3. i am now living with and have established meaningful relationships with kim and tim (josh's mom and stepdad if you didn't know). they affectionately refer to Cadence as their grandbaby and to me as their future daughter-in-law. it's very important to me that i respect and am respected by the parents of my husband. we're not married yet, but when we are, this relationship will be compounded and it will be Glorious.

4. because i asked my God to make me smarter than i am, and to give me self-control with my finances, He has blessed me as such. i will now be entirely out of immediate debt (besides student loans) by June. this is far sooner than i expected or could have even hoped.

5. i still have not found a job, but it has allowed me to bond with my daughter in such a way that i didn't even think possible in this day and age. she is fourteen weeks old now. i have stayed home with her for almost four full months.

6. i received a pell grant allowing me to return to school full time this summer and also purchase all my books without any financial difficulty. this is another reason i believe God has kept jobs from working out for me because this is HUGE. i've asked to be placed on academic probation until i can prove it isn't necessary. even when i fail, my God tests me over and over again until i pass with flying colors. this is a test to see if i can break the destructive cycle i hate falling into but can't ever seem to avoid (enroll excitedly, succeed admirably, crash irrevocably, lather, rinse, repeat). if i fail any one of these classes, i'll ruin my chances of receiving further financial aid or entering the nursing program in the fall--or making a good life for myself and my daughter. like i said, this is HUGE.

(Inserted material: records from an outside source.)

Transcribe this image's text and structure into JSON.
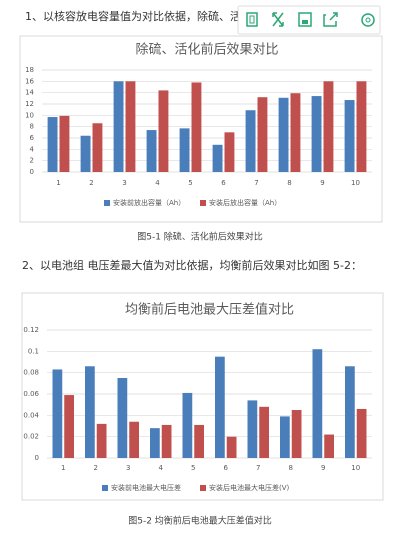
{
  "document": {
    "paragraphs": [
      "1、以核容放电容量值为对比依据，除硫、活",
      "2、以电池组 电压差最大值为对比依据，均衡前后效果对比如图 5-2："
    ],
    "captions": [
      "图5-1  除硫、活化前后效果对比",
      "图5-2  均衡前后电池最大压差值对比"
    ]
  },
  "chart_data": [
    {
      "type": "bar",
      "title": "除硫、活化前后效果对比",
      "categories": [
        "1",
        "2",
        "3",
        "4",
        "5",
        "6",
        "7",
        "8",
        "9",
        "10"
      ],
      "series": [
        {
          "name": "安装前放出容量（Ah）",
          "color": "#4a7ebb",
          "values": [
            9.7,
            6.4,
            16,
            7.4,
            7.7,
            4.8,
            10.9,
            13.1,
            13.4,
            12.7
          ]
        },
        {
          "name": "安装后放出容量（Ah）",
          "color": "#c0504d",
          "values": [
            9.9,
            8.6,
            16,
            14.4,
            15.8,
            7.0,
            13.2,
            13.9,
            16,
            16
          ]
        }
      ],
      "ylim": [
        0,
        18
      ],
      "yticks": [
        0,
        2,
        4,
        6,
        8,
        10,
        12,
        14,
        16,
        18
      ],
      "grid": true,
      "legend": "bottom"
    },
    {
      "type": "bar",
      "title": "均衡前后电池最大压差值对比",
      "categories": [
        "1",
        "2",
        "3",
        "4",
        "5",
        "6",
        "7",
        "8",
        "9",
        "10"
      ],
      "series": [
        {
          "name": "安装前电池最大电压差",
          "color": "#4a7ebb",
          "values": [
            0.083,
            0.086,
            0.075,
            0.028,
            0.061,
            0.095,
            0.054,
            0.039,
            0.102,
            0.086
          ]
        },
        {
          "name": "安装后电池最大电压差(V)",
          "color": "#c0504d",
          "values": [
            0.059,
            0.032,
            0.034,
            0.031,
            0.031,
            0.02,
            0.048,
            0.045,
            0.022,
            0.046
          ]
        }
      ],
      "ylim": [
        0,
        0.12
      ],
      "yticks": [
        0,
        0.02,
        0.04,
        0.06,
        0.08,
        0.1,
        0.12
      ],
      "grid": true,
      "legend": "bottom"
    }
  ]
}
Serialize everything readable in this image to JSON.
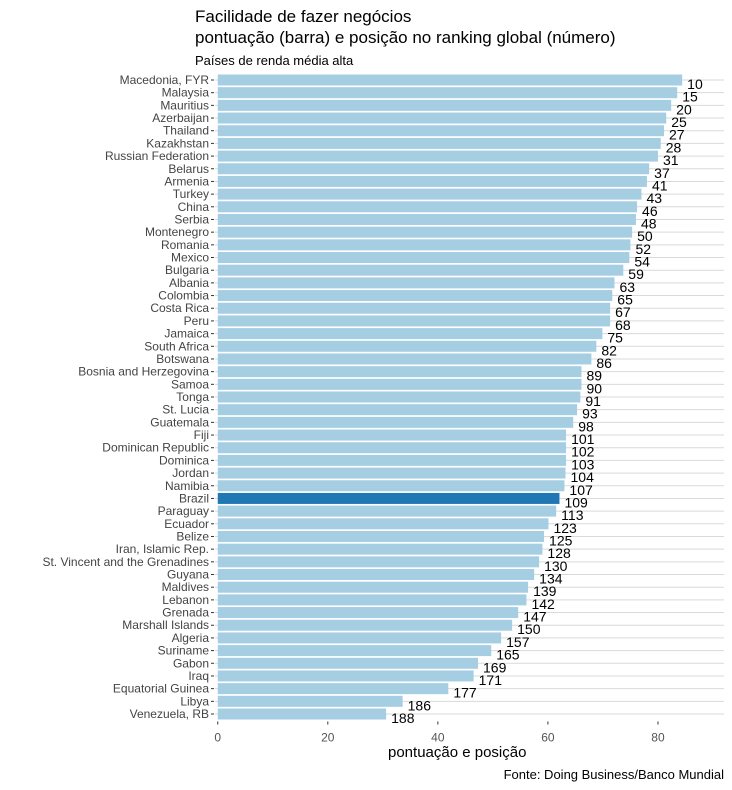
{
  "chart_data": {
    "type": "bar",
    "orientation": "horizontal",
    "title": "Facilidade de fazer negócios",
    "title_line2": "pontuação (barra) e posição no ranking global (número)",
    "subtitle": "Países de renda média alta",
    "xlabel": "pontuação e posição",
    "ylabel": "",
    "caption": "Fonte: Doing Business/Banco Mundial",
    "xlim": [
      -0.5,
      92
    ],
    "xticks": [
      0,
      20,
      40,
      60,
      80
    ],
    "grid": true,
    "colors": {
      "default": "#a6cee3",
      "highlight": "#1f78b4",
      "grid": "#d9d9d9"
    },
    "highlight": "Brazil",
    "categories": [
      "Macedonia, FYR",
      "Malaysia",
      "Mauritius",
      "Azerbaijan",
      "Thailand",
      "Kazakhstan",
      "Russian Federation",
      "Belarus",
      "Armenia",
      "Turkey",
      "China",
      "Serbia",
      "Montenegro",
      "Romania",
      "Mexico",
      "Bulgaria",
      "Albania",
      "Colombia",
      "Costa Rica",
      "Peru",
      "Jamaica",
      "South Africa",
      "Botswana",
      "Bosnia and Herzegovina",
      "Samoa",
      "Tonga",
      "St. Lucia",
      "Guatemala",
      "Fiji",
      "Dominican Republic",
      "Dominica",
      "Jordan",
      "Namibia",
      "Brazil",
      "Paraguay",
      "Ecuador",
      "Belize",
      "Iran, Islamic Rep.",
      "St. Vincent and the Grenadines",
      "Guyana",
      "Maldives",
      "Lebanon",
      "Grenada",
      "Marshall Islands",
      "Algeria",
      "Suriname",
      "Gabon",
      "Iraq",
      "Equatorial Guinea",
      "Libya",
      "Venezuela, RB"
    ],
    "values": [
      84.4,
      83.5,
      82.4,
      81.5,
      81.1,
      80.5,
      80.0,
      78.4,
      78.0,
      77.0,
      76.2,
      76.0,
      75.3,
      75.0,
      74.8,
      73.7,
      72.1,
      71.7,
      71.3,
      71.3,
      69.9,
      68.8,
      67.9,
      66.1,
      66.1,
      65.9,
      65.3,
      64.6,
      63.3,
      63.3,
      63.3,
      63.2,
      63.0,
      62.1,
      61.5,
      60.1,
      59.3,
      59.0,
      58.4,
      57.5,
      56.4,
      56.1,
      54.6,
      53.5,
      51.5,
      49.7,
      47.3,
      46.5,
      41.9,
      33.6,
      30.6
    ],
    "ranks": [
      "10",
      "15",
      "20",
      "25",
      "27",
      "28",
      "31",
      "37",
      "41",
      "43",
      "46",
      "48",
      "50",
      "52",
      "54",
      "59",
      "63",
      "65",
      "67",
      "68",
      "75",
      "82",
      "86",
      "89",
      "90",
      "91",
      "93",
      "98",
      "101",
      "102",
      "103",
      "104",
      "107",
      "109",
      "113",
      "123",
      "125",
      "128",
      "130",
      "134",
      "139",
      "142",
      "147",
      "150",
      "157",
      "165",
      "169",
      "171",
      "177",
      "186",
      "188"
    ]
  }
}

7. kim and tim have agreed with my plan to return to school full time, even if it means i don't work full time and don't have much money, just as long as i help around the house (more than i am able... i owe them a lot, they have done so much for me) and actually work toward achieving some of the goals i've set for myself. they too see the bigger picture and understand what i am trying to accomplish. our God is the same God.

you may wonder why i keep using the phrase "My God." well he is just that--mine. Mine is the God of Abraham, Isaac, and Jacob, not that of Islam or any other religion. i feel i need to make this distinction and make it now. My God is not a God of law and submission, my God is a God of love and compassion. My God would never tell me the only road to salvation involves killing myself; nor have followers of my God twisted and distorted His word to make way for their own prophets. My God does not lead people solely to steal the blessings of others as Ishmael's descendants have done, or attempted to do, of Isaac.

Some say "who cares what religion you are, it's all the same god." i am here to tell you, no it is not. Jesus Christ was against religion because religion is about laws. Christ is about relationships. there is nothing you or i can do to earn salvation, because Christ has already done it for us. all we need to do is believe. He knows we are imperfect. that is why He exists, because He was perfect, and for our past, present, and future imperfections, He was crucified, fulfilling the Old Testament prophecy.

no terrorist attack, no suicide bombing, no black veil is going to deliver us; no judgment we can pass that makes us look better than someone else will give us the keys to the gates of Heaven. people say Christians are intolerant, yet we are the only ones not tolerated. i ask you, would you tolerate a murderer in your bed or a knife at your throat? we must be intolerant, but of anything that stands in the way of sharing the truth--that ALL NATIONS will be blessed under Christ our Lord Jesus. not just white liars, or little sinners, or those of this land or that land. ALL NATIONS. all we must do is accept the gift; eternity, bought and paid for.